Ever since I was little, I’ve been geeking out over NASA and space missions. About a year after I moved to the US, before I could even speak English fluently, I went door-to-door in my little town of Muncie, Indiana to sell raffle tickets and chocolate to raise $200 to fund my school trip to Space Camp in Huntsville, AL. In high school, I was riveted by the NASA documentaries and movies that Mr. Engel showed in science class. The moon landing was always one of the most inspirational stories I recall.
All of those stories about the Apollo missions always focused on the astronauts. Maybe, occasionally, once in a while, Gene Kranz would, perhaps, get a nod. So I never expected that the most exciting story about NASA would have little to do with the stars of the show.

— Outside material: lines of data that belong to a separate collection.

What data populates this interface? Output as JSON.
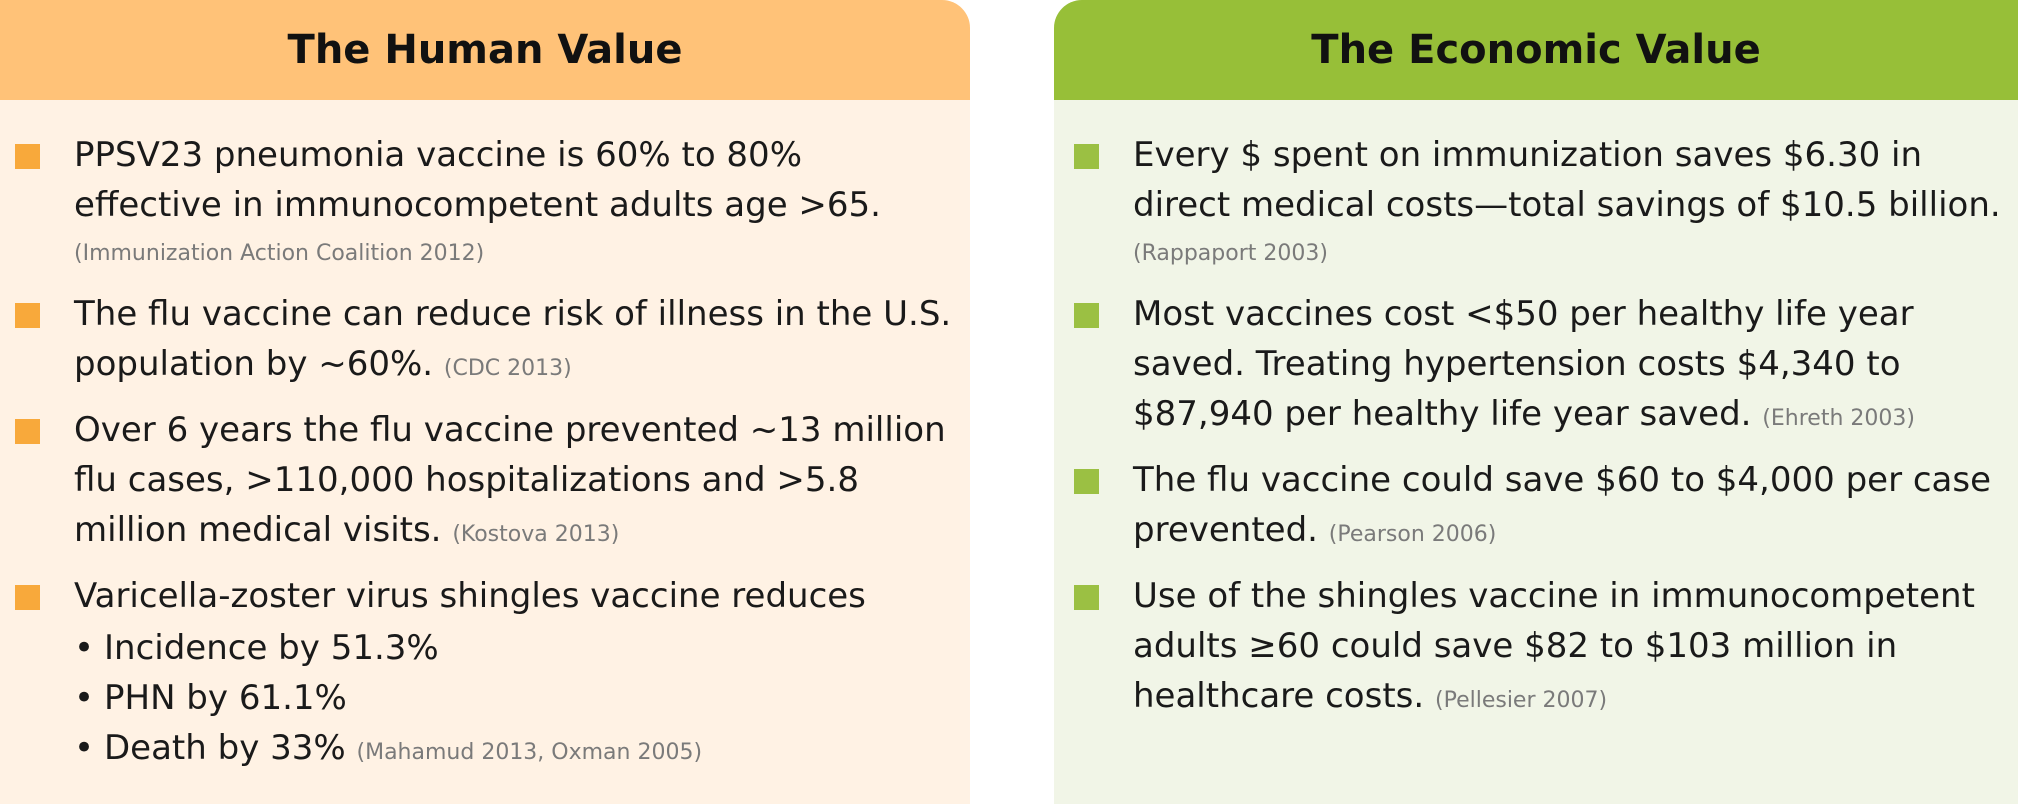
{
  "human": {
    "title": "The Human Value",
    "items": [
      {
        "text": "PPSV23 pneumonia vaccine is 60% to 80% effective in immunocompetent adults age >65.",
        "cite": "(Immunization Action Coalition 2012)"
      },
      {
        "text": "The flu vaccine can reduce risk of illness in the U.S. population by ~60%.",
        "cite": "(CDC 2013)"
      },
      {
        "text": "Over 6 years the flu vaccine prevented ~13 million flu cases, >110,000 hospitalizations and >5.8 million medical visits.",
        "cite": "(Kostova 2013)"
      },
      {
        "text": "Varicella-zoster virus shingles vaccine reduces",
        "sub_items": [
          "Incidence by 51.3%",
          "PHN by 61.1%",
          "Death by 33%"
        ],
        "cite": "(Mahamud 2013, Oxman 2005)"
      }
    ]
  },
  "economic": {
    "title": "The Economic Value",
    "items": [
      {
        "text": "Every $ spent on immunization saves $6.30 in direct medical costs—total savings of $10.5 billion.",
        "cite": "(Rappaport 2003)"
      },
      {
        "text": "Most vaccines cost <$50 per healthy life year saved. Treating hypertension costs $4,340 to $87,940 per healthy life year saved.",
        "cite": "(Ehreth 2003)"
      },
      {
        "text": "The flu vaccine could save $60 to $4,000 per case prevented.",
        "cite": "(Pearson 2006)"
      },
      {
        "text": "Use of the shingles vaccine in immunocompetent adults ≥60 could save $82 to $103 million in healthcare costs.",
        "cite": "(Pellesier 2007)"
      }
    ]
  },
  "colors": {
    "human_header": "#ffc278",
    "human_body": "#fff2e4",
    "human_bullet": "#f8a93b",
    "economic_header": "#97bf38",
    "economic_body": "#f1f5e7",
    "economic_bullet": "#9bc043"
  }
}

Recently I read a Wired article called Apollo 11: Mission Out of Control. I won’t repeat it here because I won’t do it justice, but basically it was the unknown story of how Armstrong and Aldrin almost got stranded on the moon — all because of a software bug. As a software engineer, so much of that story still rings true for me today.
In that critical moment, hurtling like a lawn dart toward the surface of the moon, the Apollo guidance computer had crashed.

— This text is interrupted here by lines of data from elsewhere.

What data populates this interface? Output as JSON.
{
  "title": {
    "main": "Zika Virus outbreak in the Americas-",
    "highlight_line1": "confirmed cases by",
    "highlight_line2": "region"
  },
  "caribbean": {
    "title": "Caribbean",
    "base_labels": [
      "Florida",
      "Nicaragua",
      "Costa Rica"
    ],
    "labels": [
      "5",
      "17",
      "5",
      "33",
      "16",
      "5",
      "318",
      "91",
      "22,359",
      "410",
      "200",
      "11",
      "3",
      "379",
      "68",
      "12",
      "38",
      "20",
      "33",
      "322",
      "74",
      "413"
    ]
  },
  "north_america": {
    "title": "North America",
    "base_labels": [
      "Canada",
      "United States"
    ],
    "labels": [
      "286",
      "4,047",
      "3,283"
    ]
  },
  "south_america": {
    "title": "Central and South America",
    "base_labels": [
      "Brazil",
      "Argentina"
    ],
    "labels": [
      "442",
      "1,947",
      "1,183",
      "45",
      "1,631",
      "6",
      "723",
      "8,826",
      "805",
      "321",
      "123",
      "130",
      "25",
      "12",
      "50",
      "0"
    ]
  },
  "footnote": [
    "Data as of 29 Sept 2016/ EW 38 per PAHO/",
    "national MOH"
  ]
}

The final moon-landing nearly went sideways because of unintended user behavior combined with a non-deterministic bug.
…the dial for the rendezvous radar had been turned to the wrong setting…because of a design defect, every once in a while the system would bombard the computer with unnecessary requests…during the most difficult portion of the landing, 13 percent of the computer’s resources had been stolen…overloading the processing queue and forcing the restarts.
This is also a great explanation for Finagle’s corollary, “Anything that can go wrong, will — at the worst possible moment”. The worst possible moments are usually when the system is most stressed so that intended user behavior or other triggers of rare edge conditions will greater impact.

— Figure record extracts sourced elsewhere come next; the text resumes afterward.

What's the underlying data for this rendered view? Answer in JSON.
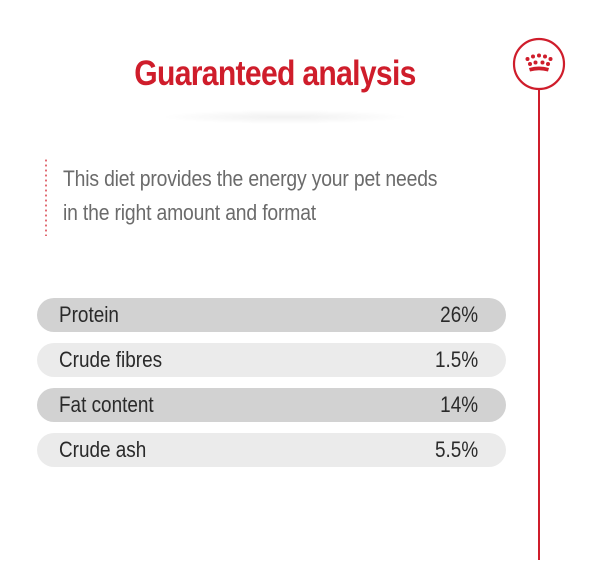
{
  "heading": {
    "title": "Guaranteed analysis"
  },
  "intro": {
    "line1": "This diet provides the energy your pet needs",
    "line2": "in the right amount and format"
  },
  "analysis": {
    "rows": [
      {
        "label": "Protein",
        "value": "26%"
      },
      {
        "label": "Crude fibres",
        "value": "1.5%"
      },
      {
        "label": "Fat content",
        "value": "14%"
      },
      {
        "label": "Crude ash",
        "value": "5.5%"
      }
    ]
  },
  "brand": {
    "icon": "crown-icon",
    "accent_color": "#cf1d2b"
  }
}
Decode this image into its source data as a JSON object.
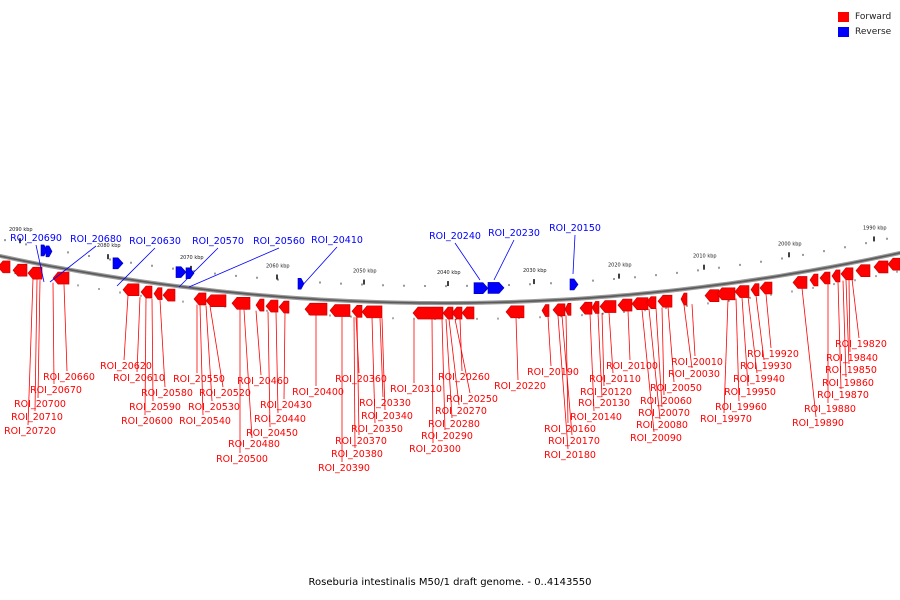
{
  "legend": {
    "forward_label": "Forward",
    "reverse_label": "Reverse",
    "forward_color": "#ff0000",
    "reverse_color": "#0000ff"
  },
  "caption": "Roseburia intestinalis M50/1 draft genome. - 0..4143550",
  "scale": {
    "ticks": [
      {
        "label": "2090 kbp"
      },
      {
        "label": "2080 kbp"
      },
      {
        "label": "2070 kbp"
      },
      {
        "label": "2060 kbp"
      },
      {
        "label": "2050 kbp"
      },
      {
        "label": "2040 kbp"
      },
      {
        "label": "2030 kbp"
      },
      {
        "label": "2020 kbp"
      },
      {
        "label": "2010 kbp"
      },
      {
        "label": "2000 kbp"
      },
      {
        "label": "1990 kbp"
      }
    ]
  },
  "reverse_labels": [
    "ROI_20690",
    "ROI_20680",
    "ROI_20630",
    "ROI_20570",
    "ROI_20560",
    "ROI_20410",
    "ROI_20240",
    "ROI_20230",
    "ROI_20150"
  ],
  "forward_labels": [
    "ROI_20660",
    "ROI_20670",
    "ROI_20700",
    "ROI_20710",
    "ROI_20720",
    "ROI_20620",
    "ROI_20610",
    "ROI_20580",
    "ROI_20590",
    "ROI_20600",
    "ROI_20550",
    "ROI_20520",
    "ROI_20530",
    "ROI_20540",
    "ROI_20460",
    "ROI_20430",
    "ROI_20440",
    "ROI_20450",
    "ROI_20480",
    "ROI_20500",
    "ROI_20400",
    "ROI_20360",
    "ROI_20330",
    "ROI_20340",
    "ROI_20350",
    "ROI_20370",
    "ROI_20380",
    "ROI_20390",
    "ROI_20310",
    "ROI_20260",
    "ROI_20250",
    "ROI_20270",
    "ROI_20280",
    "ROI_20290",
    "ROI_20300",
    "ROI_20220",
    "ROI_20190",
    "ROI_20110",
    "ROI_20120",
    "ROI_20130",
    "ROI_20140",
    "ROI_20160",
    "ROI_20170",
    "ROI_20180",
    "ROI_20100",
    "ROI_20050",
    "ROI_20060",
    "ROI_20070",
    "ROI_20080",
    "ROI_20090",
    "ROI_20010",
    "ROI_20030",
    "ROI_19920",
    "ROI_19930",
    "ROI_19940",
    "ROI_19950",
    "ROI_19960",
    "ROI_19970",
    "ROI_19820",
    "ROI_19840",
    "ROI_19850",
    "ROI_19860",
    "ROI_19870",
    "ROI_19880",
    "ROI_19890"
  ]
}
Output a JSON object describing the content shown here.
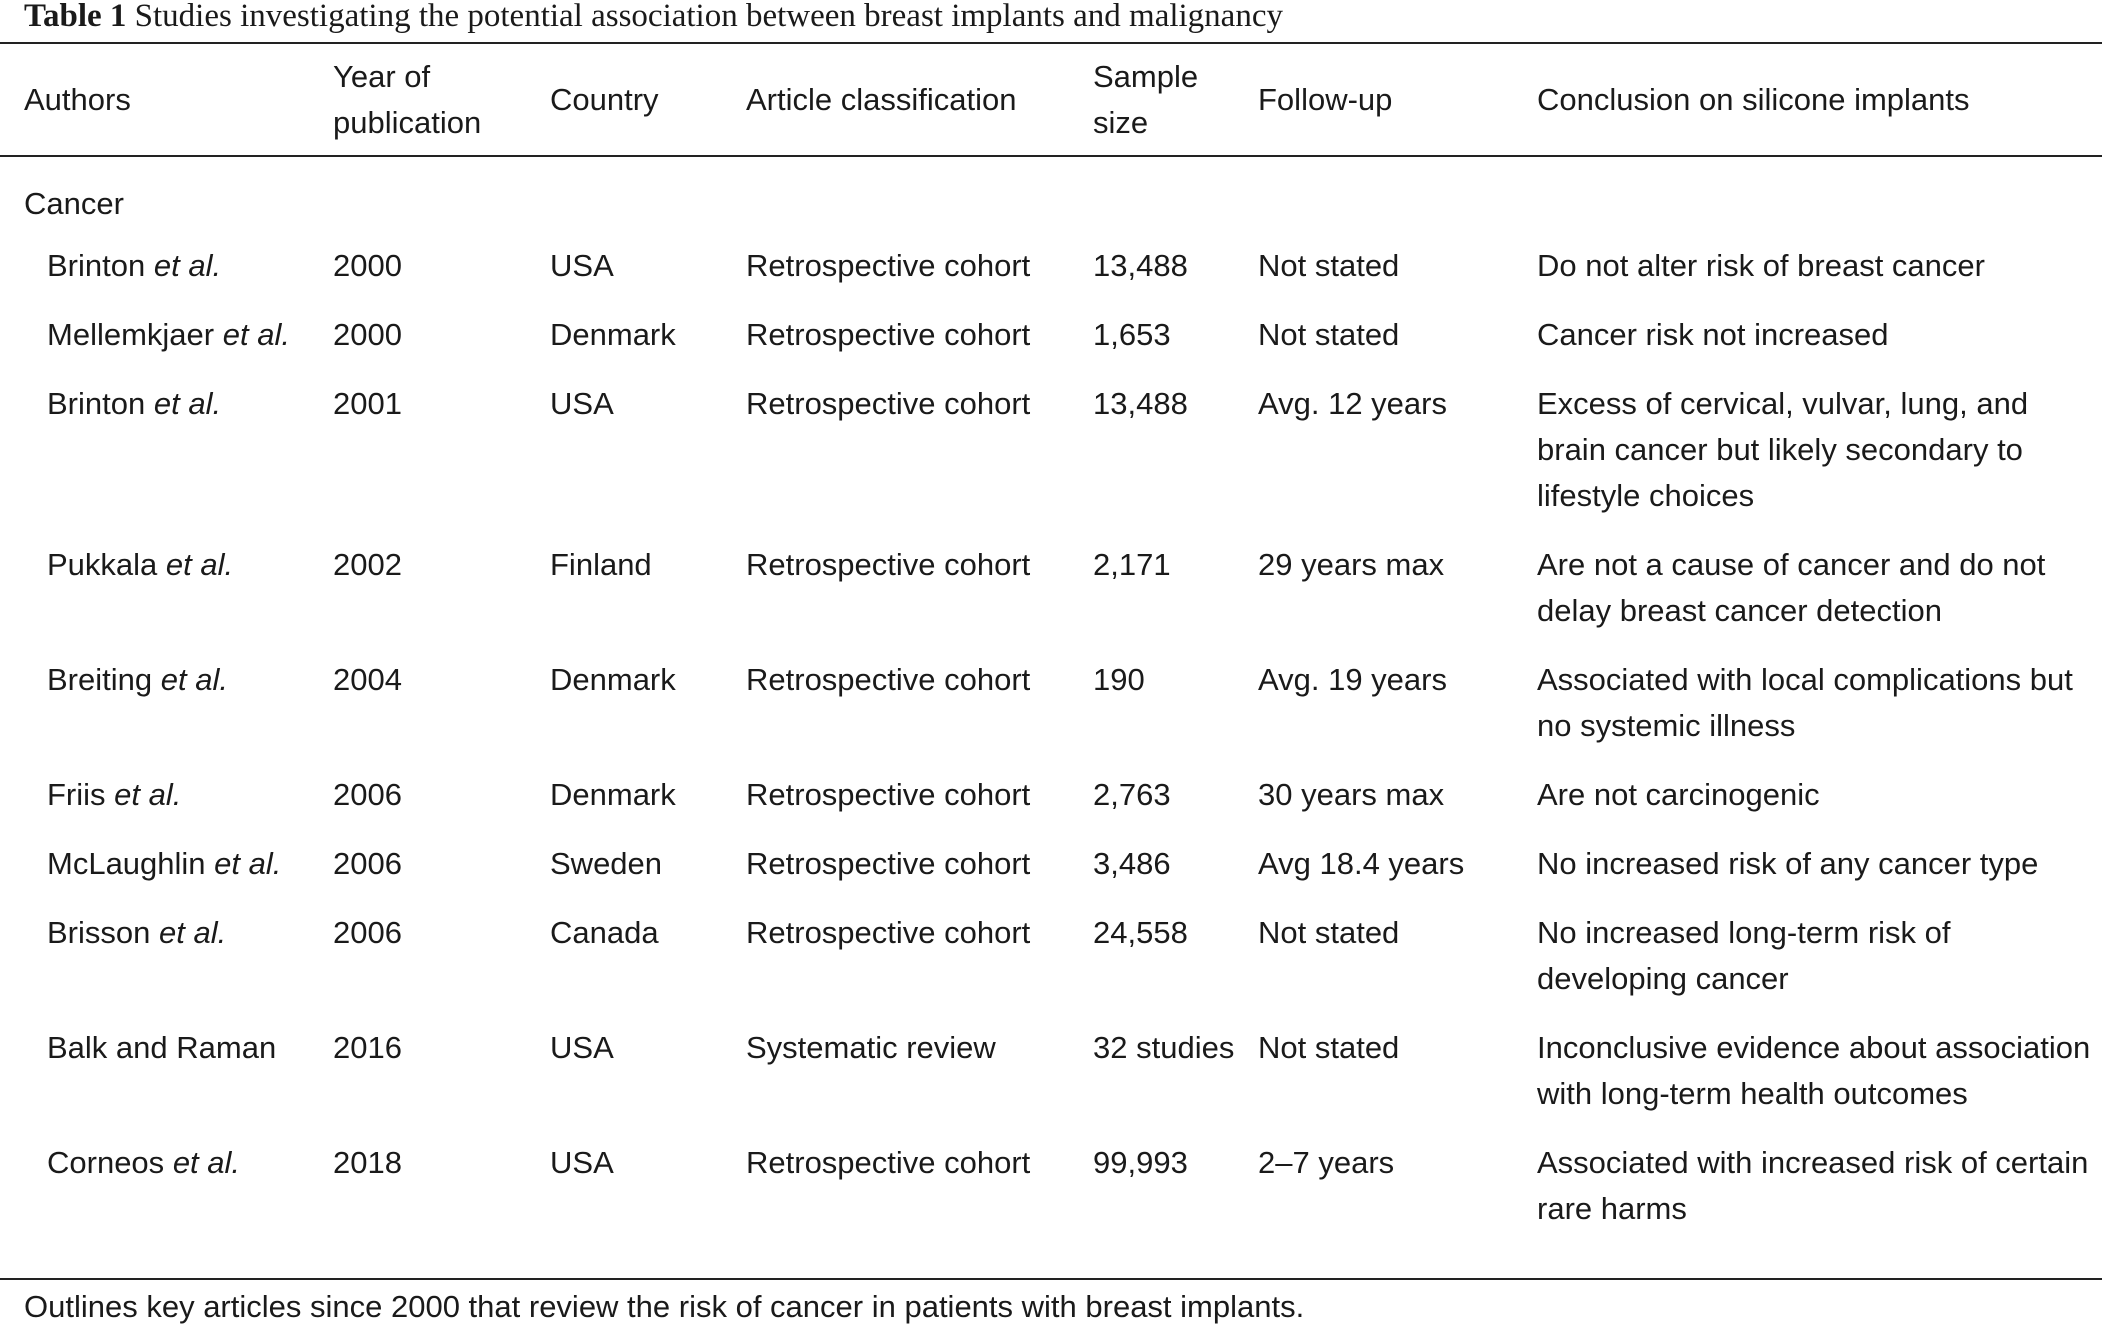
{
  "caption": {
    "label": "Table 1",
    "text": "Studies investigating the potential association between breast implants and malignancy"
  },
  "headers": {
    "authors": "Authors",
    "year": "Year of publication",
    "country": "Country",
    "classification": "Article classification",
    "sample": "Sample size",
    "followup": "Follow-up",
    "conclusion": "Conclusion on silicone implants"
  },
  "section": "Cancer",
  "rows": [
    {
      "author": "Brinton",
      "etal": "et al.",
      "year": "2000",
      "country": "USA",
      "classification": "Retrospective cohort",
      "sample": "13,488",
      "followup": "Not stated",
      "conclusion": "Do not alter risk of breast cancer"
    },
    {
      "author": "Mellemkjaer",
      "etal": "et al.",
      "year": "2000",
      "country": "Denmark",
      "classification": "Retrospective cohort",
      "sample": "1,653",
      "followup": "Not stated",
      "conclusion": "Cancer risk not increased"
    },
    {
      "author": "Brinton",
      "etal": "et al.",
      "year": "2001",
      "country": "USA",
      "classification": "Retrospective cohort",
      "sample": "13,488",
      "followup": "Avg. 12 years",
      "conclusion": "Excess of cervical, vulvar, lung, and brain cancer but likely secondary to lifestyle choices"
    },
    {
      "author": "Pukkala",
      "etal": "et al.",
      "year": "2002",
      "country": "Finland",
      "classification": "Retrospective cohort",
      "sample": "2,171",
      "followup": "29 years max",
      "conclusion": "Are not a cause of cancer and do not delay breast cancer detection"
    },
    {
      "author": "Breiting",
      "etal": "et al.",
      "year": "2004",
      "country": "Denmark",
      "classification": "Retrospective cohort",
      "sample": "190",
      "followup": "Avg. 19 years",
      "conclusion": "Associated with local complications but no systemic illness"
    },
    {
      "author": "Friis",
      "etal": "et al.",
      "year": "2006",
      "country": "Denmark",
      "classification": "Retrospective cohort",
      "sample": "2,763",
      "followup": "30 years max",
      "conclusion": "Are not carcinogenic"
    },
    {
      "author": "McLaughlin",
      "etal": "et al.",
      "year": "2006",
      "country": "Sweden",
      "classification": "Retrospective cohort",
      "sample": "3,486",
      "followup": "Avg 18.4 years",
      "conclusion": "No increased risk of any cancer type"
    },
    {
      "author": "Brisson",
      "etal": "et al.",
      "year": "2006",
      "country": "Canada",
      "classification": "Retrospective cohort",
      "sample": "24,558",
      "followup": "Not stated",
      "conclusion": "No increased long-term risk of developing cancer"
    },
    {
      "author": "Balk and Raman",
      "etal": "",
      "year": "2016",
      "country": "USA",
      "classification": "Systematic review",
      "sample": "32 studies",
      "followup": "Not stated",
      "conclusion": "Inconclusive evidence about association with long-term health outcomes"
    },
    {
      "author": "Corneos",
      "etal": "et al.",
      "year": "2018",
      "country": "USA",
      "classification": "Retrospective cohort",
      "sample": "99,993",
      "followup": "2–7 years",
      "conclusion": "Associated with increased risk of certain rare harms"
    }
  ],
  "footnote": "Outlines key articles since 2000 that review the risk of cancer in patients with breast implants."
}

Brutal Prioritization Saves Lives
But the final moon-landing was also saved by software, because the designers were so good at prioritizing.
Fortunately, the programmers … focused on the critical tasks of navigation, guidance, and control … trumping even the software that ran the display
Out in the cold of space, the only thing that can save you is even colder logic.
Who do you delegate to matters
Armstrong and Aldrin phoned in to mission control when the guidance system first crashed. At that time there was still a window to abort. The go-no-go call in the middle of the descent was ultimately made by mission specialists. Not by Gene Kranz (the big boss) and not by the MIT programmers that built the software. Gene Kranz didn’t know enough about the details to make a call. And the programmers only thought about the software. The best people to make decisions are:
- Knows the operational details of the system
- Not emotionally compromised
- Understand the broader context
I think from our point of view, at MIT, something was missing inside the computer, something unknown was seriously affecting our software…But maybe we knew too much! Those guys could only see it from the outside. In a way, it was easier for them, and I think they got it right.
Other Tidbits, Just for Fun
I had forgotten the origins of Moore’s Law:
The Apollo program [ordered] hundreds of thousands of Fairchild components. The demand for miniaturization had led Gordon Moore, Fairchild’s head of R&D, to hypothesize that the number of components on an integrated circuit would double every year
Users often complain about cryptic error messages from their technology products. This was a vestige from the days when screen sizes were tiny and displaying a lot of text was cumbersome. Moreover, the software users of those days were often (but not always) well trained.
Aldrin hurriedly keyed in the two-digit code 5–9-Enter, which translated, roughly, as “display alarm.” The console responded with error code “1202.” Despite his months of simulations, Aldrin didn’t know what this one meant; Armstrong, equally baffled, radioed Mission Control for clarification.
Space is Still the Final Frontier
Technological progress has completely revolutionized the world since the moon mission. My iphone has more computing power than the whole Apollo spacecraft. Millions of people around the world now develop software enjoyed by billions. But once in a while, a great story comes along to remind us that software is still software. And space, be it Mars or beyond, will continue to capture our imagination for generations to come.